I looked at a couple breeder lists and it doesn't seem to have any close or in Minnesota. Just wondering if anyone else knows something that I'm missing. Any help would be appreciated.


----------



## Aeyna (Jun 16, 2014)

This is where I got my three boys: http://minneapolis.craigslist.org/hnp/pet/4664507772.html

I know it's not ideal, but when I picked up my three last Tuesday, a new litter had just been born. They breed for their snakes, but they end up with more babies than they need, so they adopt out the rest. I know lots of people have strong opinions about breeding for snake food, but all three of my boys are friendly, none have bitten, and they haven't been sneezing, which is a problem I've had in the past with pet store rats. So not ideal, but you can get the babies once they are at 5 weeks. They have hairless, rex, double rex, dumbos... It's actually a really wide variety of types and colors.


----------



## BlackAce (Apr 18, 2013)

Oooh I'm from the twin cities area as well, so I'll be keeping an eye on this! I was actually thinking of asking the same question lol. Besides what Aeyna posted I only know of Star's rescue, or something like that....but it's in North Dakota.


----------



## KloverBeans (Sep 30, 2014)

Just contacted them, hoping I get a quick response. Even tho I won't be able to get one for another week or so. But I felt really bad when my girlfriends rat passed, and I'm trying to find her another that'll touch her heart the same way Yolandi did.


----------



## KloverBeans (Sep 30, 2014)

Also Aeyna I just have to ask, where oh where did you find your hairless rat? lol

I've owned rats in the past, and just recently got back into keeping them as pets again. And have ALWAYS wanted a hairless, its pretty much my holy grail of pet ownership. x)


----------



## Zabora (Jun 8, 2014)

KloverBeans said:


> Just contacted them, hoping I get a quick response. Even tho I won't be able to get one for another week or so. But I felt really bad when my girlfriends rat passed, and I'm trying to find her another that'll touch her heart the same way Yolandi did.

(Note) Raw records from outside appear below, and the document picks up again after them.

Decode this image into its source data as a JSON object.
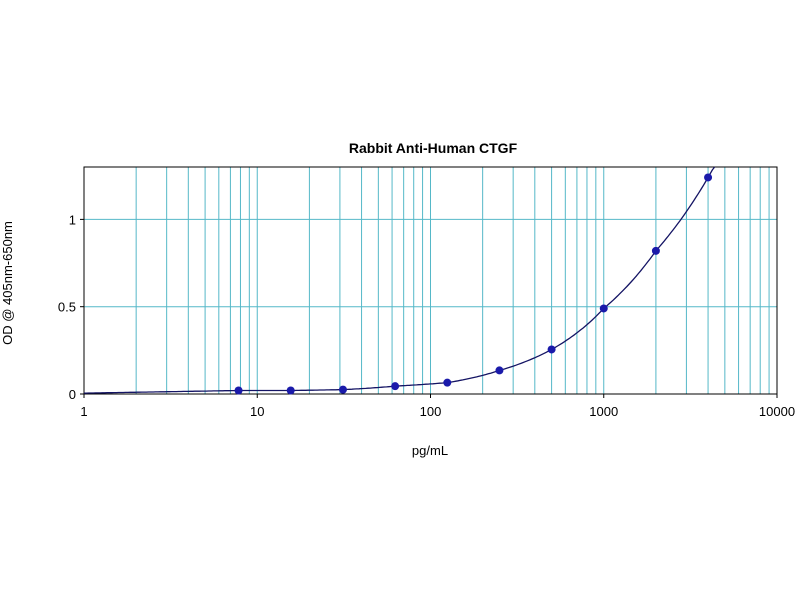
{
  "chart_data": {
    "type": "scatter",
    "title": "Rabbit Anti-Human CTGF",
    "xlabel": "pg/mL",
    "ylabel": "OD @ 405nm-650nm",
    "x_scale": "log",
    "xlim": [
      1,
      10000
    ],
    "ylim": [
      0,
      1.3
    ],
    "x_ticks": [
      1,
      10,
      100,
      1000,
      10000
    ],
    "x_tick_labels": [
      "1",
      "10",
      "100",
      "1000",
      "10000"
    ],
    "y_ticks": [
      0,
      0.5,
      1
    ],
    "y_tick_labels": [
      "0",
      "0.5",
      "1"
    ],
    "grid": true,
    "series": [
      {
        "x": [
          7.8,
          15.6,
          31.25,
          62.5,
          125,
          250,
          500,
          1000,
          2000,
          4000
        ],
        "y": [
          0.02,
          0.02,
          0.025,
          0.045,
          0.065,
          0.135,
          0.255,
          0.49,
          0.82,
          1.24
        ],
        "fit_curve": true
      }
    ],
    "colors": {
      "grid": "#55b8c8",
      "points": "#1a1aaa",
      "curve": "#141464",
      "frame": "#000000"
    }
  }
}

 just remember rats need a friend. And you can never replace the heart rat.


----------



## Aeyna (Jun 16, 2014)

I found Gadget on craigslist. The owner didn't want her anymore cause she was skittish. Turns out she's mostly blind. After learning to accommodate her sight problem, she became an awesome rat. The people you contacted have a mom who is naked, but I'm not sure if any of the hairless babies are left. They had a hairless girl when I was there, but I think she was spoken for. I texted them and heard back really fast.


----------



## KloverBeans (Sep 30, 2014)

Zabora said:


> just remember rats need a friend. And you can never replace the heart rat.


Oh she'll have friends. Yolandi left her sister {Luna} and litter mate {Celes} behind sadly. And they've all noticed the change, but we're only looking specifically for girls as they -tend- to be less stinky than males. Plus we don't need babies, I've been through that fiasco one to many times in the past lol.


----------